Psychiatrist warned police a month before the Aurora theater shootings
A stunning revelation in the case of James Holmes, who opened fire on a movie theater showing “The Dark Knight Rises” last July, an incident that looms large in current gun control debate:
New questions confronted the University of Colorado, Denver on Friday amid disclosures that a psychiatrist who treated theater shooting suspect James Holmes had warned campus police a month before the deadly assault that Holmes was dangerous and had homicidal thoughts.
Court documents made public Thursday revealed Dr. Lynne Fenton also told a campus police officer in June that the shooting suspect had threatened and intimidated her.
Fenton’s blunt warning came more than a month before the July 20 attack at a movie theater that killed 12 and injured 70. Holmes had been a student in the university’s Ph.D. neuroscience program but withdrew about six weeks before the shootings after failing a key examination.
Campus police officer Lynn Whitten told investigators after the shooting that Fenton had contacted her. Whitten said Fenton was following her legal requirement to report threats to authorities, according one of the documents, a search warrant affidavit.
“Dr.
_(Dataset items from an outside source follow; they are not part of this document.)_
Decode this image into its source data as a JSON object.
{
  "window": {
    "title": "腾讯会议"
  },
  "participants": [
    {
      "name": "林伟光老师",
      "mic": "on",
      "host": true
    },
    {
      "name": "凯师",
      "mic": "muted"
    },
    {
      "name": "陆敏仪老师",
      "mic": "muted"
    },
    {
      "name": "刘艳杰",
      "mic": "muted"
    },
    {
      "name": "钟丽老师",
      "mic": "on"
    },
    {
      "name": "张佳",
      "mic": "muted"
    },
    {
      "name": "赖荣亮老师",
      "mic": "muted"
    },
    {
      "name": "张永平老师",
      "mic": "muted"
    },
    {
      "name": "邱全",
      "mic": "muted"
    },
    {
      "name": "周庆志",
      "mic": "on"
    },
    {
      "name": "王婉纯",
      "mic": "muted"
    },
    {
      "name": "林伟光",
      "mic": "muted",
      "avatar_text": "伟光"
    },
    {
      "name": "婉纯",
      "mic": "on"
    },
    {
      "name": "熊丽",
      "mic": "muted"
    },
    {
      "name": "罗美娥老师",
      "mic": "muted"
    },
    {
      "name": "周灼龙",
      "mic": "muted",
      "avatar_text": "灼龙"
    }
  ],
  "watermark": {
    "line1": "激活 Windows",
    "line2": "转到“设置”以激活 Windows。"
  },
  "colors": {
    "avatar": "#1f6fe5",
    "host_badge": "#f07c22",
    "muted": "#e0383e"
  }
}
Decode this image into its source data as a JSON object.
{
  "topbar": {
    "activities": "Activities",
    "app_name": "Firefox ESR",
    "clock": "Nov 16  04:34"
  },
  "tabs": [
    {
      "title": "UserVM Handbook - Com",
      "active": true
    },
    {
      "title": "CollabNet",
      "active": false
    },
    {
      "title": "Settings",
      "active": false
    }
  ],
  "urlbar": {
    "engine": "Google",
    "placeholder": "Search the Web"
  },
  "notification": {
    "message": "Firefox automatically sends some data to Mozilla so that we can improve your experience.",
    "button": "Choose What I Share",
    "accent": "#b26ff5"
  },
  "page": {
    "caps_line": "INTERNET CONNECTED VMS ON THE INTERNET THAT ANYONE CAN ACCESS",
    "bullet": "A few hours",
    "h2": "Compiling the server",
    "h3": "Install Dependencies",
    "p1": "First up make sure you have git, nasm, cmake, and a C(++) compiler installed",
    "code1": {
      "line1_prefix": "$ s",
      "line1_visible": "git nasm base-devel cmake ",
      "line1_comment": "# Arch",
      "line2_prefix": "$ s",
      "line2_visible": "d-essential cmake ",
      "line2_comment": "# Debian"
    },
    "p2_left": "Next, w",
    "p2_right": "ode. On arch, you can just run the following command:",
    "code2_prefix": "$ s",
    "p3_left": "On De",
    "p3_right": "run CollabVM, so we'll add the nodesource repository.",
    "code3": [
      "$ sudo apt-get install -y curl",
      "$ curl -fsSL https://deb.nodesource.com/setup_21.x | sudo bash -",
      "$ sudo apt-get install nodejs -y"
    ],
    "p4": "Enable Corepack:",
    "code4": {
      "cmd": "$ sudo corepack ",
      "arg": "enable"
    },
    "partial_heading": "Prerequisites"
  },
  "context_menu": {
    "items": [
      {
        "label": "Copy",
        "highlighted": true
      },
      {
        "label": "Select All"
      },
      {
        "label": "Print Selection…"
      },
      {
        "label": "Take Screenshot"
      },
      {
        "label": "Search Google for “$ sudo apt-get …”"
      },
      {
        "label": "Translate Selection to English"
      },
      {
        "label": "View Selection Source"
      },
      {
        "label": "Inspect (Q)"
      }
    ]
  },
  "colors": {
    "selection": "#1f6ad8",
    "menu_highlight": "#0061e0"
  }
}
Fenton advised that through her contact with James Holmes she was reporting, per her requirement, his danger to the public due to homicidal statements he had made,” the affidavit said.
USA Today says the newly released documents directly contradict earlier police testimony:
Soon after the shooting, university police said they had not had any contact with Holmes, a graduate student doing neuroscience research. But a search warrant affidavit released Thursday revealed that an officer had told investigators that Fenton had contacted her to report “his danger to the public due to homicidal statements he had made.”
In releasing the arrest and search warrant affidavits and other documents, District Judge Carlos Samour, the new judge overseeing the case, ruled that neither the prosecution nor defense had convinced him that making the files public would cause harm or that keeping them sealed would prevent harm.
Most of the gun control packages introduced in places like Colorado and Connecticut, following the shootings in Aurora and Newtown, have included some provision related to mental health. But we have once again allowed ourselves to be drawn down the path of restraining law-abiding people with scads of new laws, while ignoring an obvious failure to follow procedures already in place. Won’t the burden of enforcing these new laws further distract the authorities from following up on warnings like this?